Author Amada Irma Pérez offers her own personal experience of leaving her home in Ciudad Juárez as a little girl, and artist Maya Christina Gonzalez intimately renders the details of family life on both sides of the border. Through diary entries and paintings, readers come to know the tight-knit communities and physical landscapes of northern Mexico and California. This story will resonate with students who have faced a major change such as moving, starting a new school, or traveling to a new place with or without their family. It will resonate with teachers as well, as they integrate the book into studies of Mexico, immigration, journal-writing – and learning to face your fears.

Because My Diary from Here to There / Mi diario de aquí hasta allá tells the true story of one family's journey to the United States, it cannot describe all the different shapes that immigration takes. As a resource for discussion of immigration, it is best used in the context of a larger unit of study of many immigrant stories. We recommend that you use it together with other books that describe alternative paths to the United States, such as Friends from the Other Side / Amigos del Otro Lado.

  Mexican American



Crossing Borders:
Immigration; Citizenship; U.S. / Mexican Geography

Adjusting to Change:
New Schools; New Communities; Family Networks

Personal Narratives:
Journals; Letters; Autobiographies


Amada Irma Pérez is a third-grade teacher in Oxnard, California, and a leading advocate of programs encouraging multicultural understanding. Like many of her students, Amada Irma was born in Mexico and came to the United States as a young child. Amada Irma based My Diary from Here to There/ Mi diario de aquí hasta allá on her own journey across the border as a girl with her large family. In Amada Irma's first book, My Very Own Room/ Mi propio cuartito she dealt with the issues she faced living in a small space with her large family. “My parents,” she wrote, “wanted to provide us with more space, but they could not. However, they taught us strong values, supported our education, and insisted that we become bilingual . . . [Today,] we are all committed to improving the lives of those who are struggling with the realities of poverty or adjusting to a new and different life.” My Very Own Room/ Mi propio cuartito won the Tómas Rivera Award and the Américas Honor Award, among others. Amada Irma Pérez lives with her husband and children in Ventura, California.

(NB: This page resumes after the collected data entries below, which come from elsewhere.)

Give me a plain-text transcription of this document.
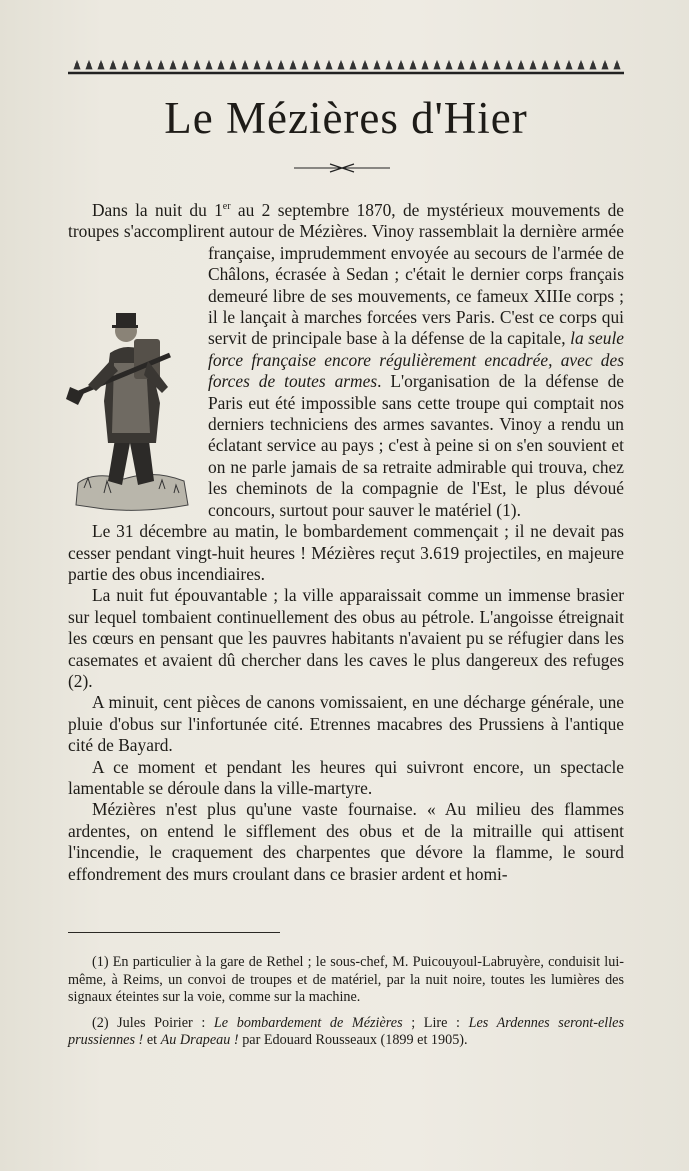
Le Mézières d'Hier

Dans la nuit du 1er au 2 septembre 1870, de mystérieux mouvements de troupes s'accomplirent autour de Mézières. Vinoy rassemblait la
dernière armée française, imprudemment envoyée au secours de l'armée de Châlons, écrasée à Sedan ; c'était le dernier corps français demeuré libre de ses mouvements, ce fameux XIIIe corps ; il le lançait à marches forcées vers Paris. C'est ce corps qui servit de principale base à la défense de la capitale, la seule force française encore régulièrement encadrée, avec des forces de toutes armes. L'organisation de la défense de Paris eut été impossible sans cette troupe qui comptait nos derniers techniciens des armes savantes. Vinoy a rendu un éclatant service au pays ; c'est à peine si on s'en souvient et on ne parle jamais de sa retraite admirable qui trouva, chez les cheminots de la compagnie de l'Est, le plus dévoué concours, surtout pour sauver le matériel (1).

Le 31 décembre au matin, le bombardement commençait ; il ne devait pas cesser pendant vingt-huit heures ! Mézières reçut 3.619 projectiles, en majeure partie des obus incendiaires.

La nuit fut épouvantable ; la ville apparaissait comme un immense brasier sur lequel tombaient continuellement des obus au pétrole. L'angoisse étreignait les cœurs en pensant que les pauvres habitants n'avaient pu se réfugier dans les casemates et avaient dû chercher dans les caves le plus dangereux des refuges (2).

A minuit, cent pièces de canons vomissaient, en une décharge générale, une pluie d'obus sur l'infortunée cité. Etrennes macabres des Prussiens à l'antique cité de Bayard.

A ce moment et pendant les heures qui suivront encore, un spectacle lamentable se déroule dans la ville-martyre.

Mézières n'est plus qu'une vaste fournaise. « Au milieu des flammes ardentes, on entend le sifflement des obus et de la mitraille qui attisent l'incendie, le craquement des charpentes que dévore la flamme, le sourd effondrement des murs croulant dans ce brasier ardent et homi-

(1) En particulier à la gare de Rethel ; le sous-chef, M. Puicouyoul-Labruyère, conduisit lui-même, à Reims, un convoi de troupes et de matériel, par la nuit noire, toutes les lumières des signaux éteintes sur la voie, comme sur la machine.

(2) Jules Poirier : Le bombardement de Mézières ; Lire : Les Ardennes seront-elles prussiennes ! et Au Drapeau ! par Edouard Rousseaux (1899 et 1905).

Born outside of Los Angeles and raised in Oregon, Maya Christina Gonzalez is one of the most promising young painters in the San Francisco Bay Area. My Diary from Here to There is her eighth book for Children's Book Press. Most recently, she also illustrated Iguanas in the Snow and Other Winter Poems/ Iguanas en la nieve y otros poemas de invierno, her fourth and final book in a series with prominent Chicano poet Francisco X. Alarcón. She was also the artist for Amada Irma Pérez's first book, My Very Own Room/ Mi propio cuartito. Her work has been praised by reviewers as “lively” and “so bountiful it feels as if it's spilling off the pages.” Maya's top reviews, though, come from her students. A long-time participant in Children's Book Press Community Programs, Maya serves as artist-in-residence at several Bay Area elementary schools. Through her innovative workshops, Maya helps students express their visions of the world – and themselves. “By beginning with self-portraits,” Maya says, “art is immediately marked as something that is your own, very personal, very true. How can this be wrong? It is me!”